Naturally enough, for one who knew sickness well, he chose to be a physician. He studied at Queen's University, as I did, then at New York's Bellevue Hospital, a pioneering public hospital of that day and still today.

In his spare time, Jimmy prepared himself for missionary life, growing in his Methodist faith. He met his wife, Rosetta, working in the slums of New York's Bowery.

Together, they decided to go to Korea, where the need was greatest. In 1891, they left for Pyeongyang, to be its first resident Protestant missionaries.

The morning after they arrived, a crowd gathered. None had ever seen a foreigner before; they were especially curious about the Halls' newborn son. By evening, the yard was choked with the curious. The Halls declared an open house, and let the visitors enter in groups to see the strange foreign madonna and child.

The governor was alarmed at this foreign presence. That night, the mission was stoned. At dawn, someone told Dr. Hall that all people who were known to have spoken with him had been imprisoned and were being tortured.

It was an unfortunate introduction for the Halls to life in Korea. Nevertheless, they persevered. The prohibition against interacting with them was eventually lifted; although it remained illegal in Pyeongyang for some time to accept any writings from foreigners.

Within three years, the Halls founded Pyeongyang's first hospital, first Western-style school and first church.
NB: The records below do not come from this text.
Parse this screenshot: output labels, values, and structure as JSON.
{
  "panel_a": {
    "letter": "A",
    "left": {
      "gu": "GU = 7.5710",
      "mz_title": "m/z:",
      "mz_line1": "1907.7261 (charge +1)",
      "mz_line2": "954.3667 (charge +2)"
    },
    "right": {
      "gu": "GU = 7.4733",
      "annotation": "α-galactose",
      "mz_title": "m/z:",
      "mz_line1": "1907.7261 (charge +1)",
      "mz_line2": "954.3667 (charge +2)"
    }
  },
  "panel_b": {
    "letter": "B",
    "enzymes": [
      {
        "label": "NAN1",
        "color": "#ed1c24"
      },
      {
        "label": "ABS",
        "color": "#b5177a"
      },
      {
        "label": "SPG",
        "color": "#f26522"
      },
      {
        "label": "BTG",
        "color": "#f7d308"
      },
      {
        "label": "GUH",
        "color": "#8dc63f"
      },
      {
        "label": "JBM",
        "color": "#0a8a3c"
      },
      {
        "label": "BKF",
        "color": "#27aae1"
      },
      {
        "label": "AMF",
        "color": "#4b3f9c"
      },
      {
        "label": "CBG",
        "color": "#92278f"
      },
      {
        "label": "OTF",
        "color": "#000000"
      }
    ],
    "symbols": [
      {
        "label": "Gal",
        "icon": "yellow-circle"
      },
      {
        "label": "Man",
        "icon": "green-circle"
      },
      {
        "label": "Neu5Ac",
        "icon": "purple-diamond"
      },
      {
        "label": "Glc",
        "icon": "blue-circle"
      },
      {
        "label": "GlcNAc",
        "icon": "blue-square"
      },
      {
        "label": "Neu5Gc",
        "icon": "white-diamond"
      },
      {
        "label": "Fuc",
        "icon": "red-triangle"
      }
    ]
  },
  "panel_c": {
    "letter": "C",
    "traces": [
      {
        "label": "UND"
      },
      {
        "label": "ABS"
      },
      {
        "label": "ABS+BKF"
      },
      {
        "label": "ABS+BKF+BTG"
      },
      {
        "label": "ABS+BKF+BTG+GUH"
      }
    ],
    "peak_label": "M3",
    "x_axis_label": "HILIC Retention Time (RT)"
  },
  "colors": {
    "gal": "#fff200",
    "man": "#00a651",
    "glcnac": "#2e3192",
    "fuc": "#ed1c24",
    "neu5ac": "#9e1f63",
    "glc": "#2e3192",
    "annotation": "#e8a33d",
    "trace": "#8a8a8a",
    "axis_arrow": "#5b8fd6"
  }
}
Then, in September 1894, the climactic battle of the Sino-Japanese War swept over their mission station. Dr. Hall tended to casualties. But in the fields of corpses, disease was everywhere. His weak flesh gave out. Terribly, inexplicably ill, he struggled back to Seoul, over many mountains and few roads, for treatment. It took days. Fellow missionaries there diagnosed dysentery, malaria and typhus.
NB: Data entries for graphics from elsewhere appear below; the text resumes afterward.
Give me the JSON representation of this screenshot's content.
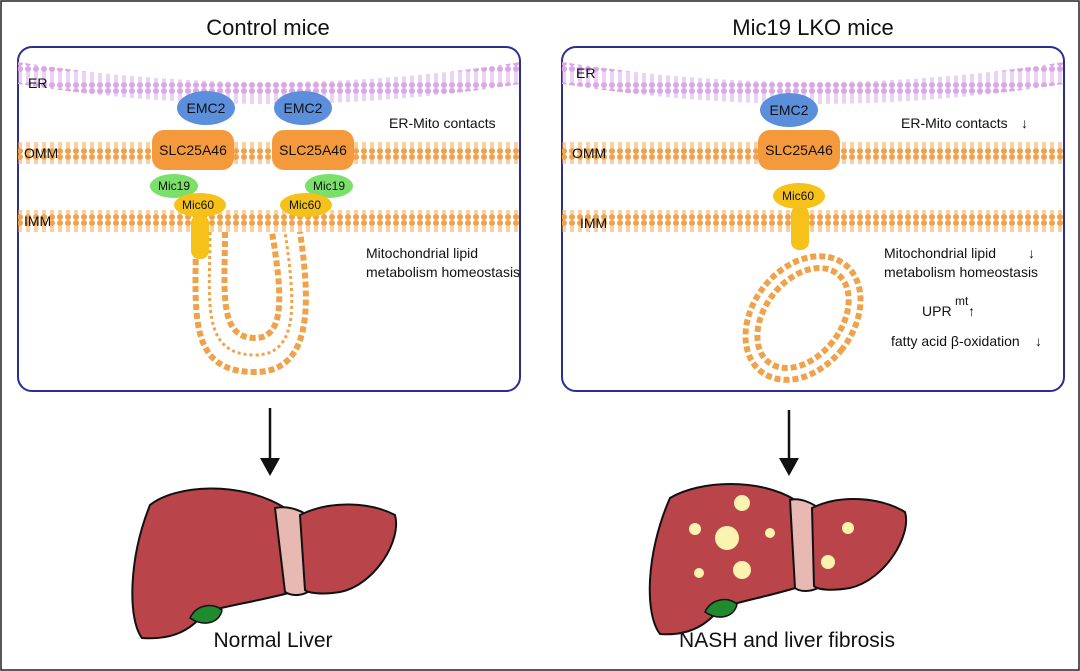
{
  "panels": {
    "control": {
      "title": "Control mice",
      "caption": "Normal Liver",
      "membranes": {
        "er": "ER",
        "omm": "OMM",
        "imm": "IMM"
      },
      "proteins": {
        "emc2": "EMC2",
        "slc": "SLC25A46",
        "mic19": "Mic19",
        "mic60": "Mic60"
      },
      "notes": {
        "contacts": "ER-Mito contacts",
        "lipid_line1": "Mitochondrial lipid",
        "lipid_line2": "metabolism homeostasis"
      }
    },
    "lko": {
      "title": "Mic19 LKO mice",
      "caption": "NASH and liver fibrosis",
      "membranes": {
        "er": "ER",
        "omm": "OMM",
        "imm": "IMM"
      },
      "proteins": {
        "emc2": "EMC2",
        "slc": "SLC25A46",
        "mic60": "Mic60"
      },
      "notes": {
        "contacts": "ER-Mito contacts",
        "lipid_line1": "Mitochondrial lipid",
        "lipid_line2": "metabolism homeostasis",
        "upr": "UPR",
        "upr_sup": "mt",
        "fao": "fatty acid β-oxidation"
      },
      "arrows": {
        "contacts": "↓",
        "lipid": "↓",
        "upr": "↑",
        "fao": "↓"
      }
    }
  },
  "colors": {
    "frame": "#2b2f8f",
    "er": "#d9a6e6",
    "membrane": "#f0a24a",
    "emc2": "#5b8fdb",
    "slc": "#f59a3c",
    "mic19": "#7be06a",
    "mic60": "#f6c21a",
    "liver": "#b9454a",
    "liver_light": "#e8b9b3",
    "gallbladder": "#1f8a2e",
    "lipid_droplet": "#fbf3b0"
  }
}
The Reverend William James Hall, M.D., died at sunset, Saturday, Nov. 24, 1894. He was 35. His wife, in Pyeongyang, was pregnant with their second child.

Dr. Hall was buried where he died, 13,000 kilometers from Athens. Perhaps he died dreaming of his boyhood home, among wild lakes and rivers, as I sometimes dream.

I knew nothing of Jimmy Hall growing up in Ontario, even though I might have rubbed shoulders with his descendants; son Sherwood, the miracle baby of Pyeongyang, still lived in the Athens area in 1980. Yet here, almost unnoticed, was a life of great sacrifice and heroism. Here was sainthood.

To visit the grave, exit Hapjeong station (line Nos. 2 and 6). Walk towards the Han River with the subway line and bridge to your right. The Seoul Foreigners' Cemetery appears on your right after 300 meters. Dr. Hall's gravestone is at the top of the low hill facing the river.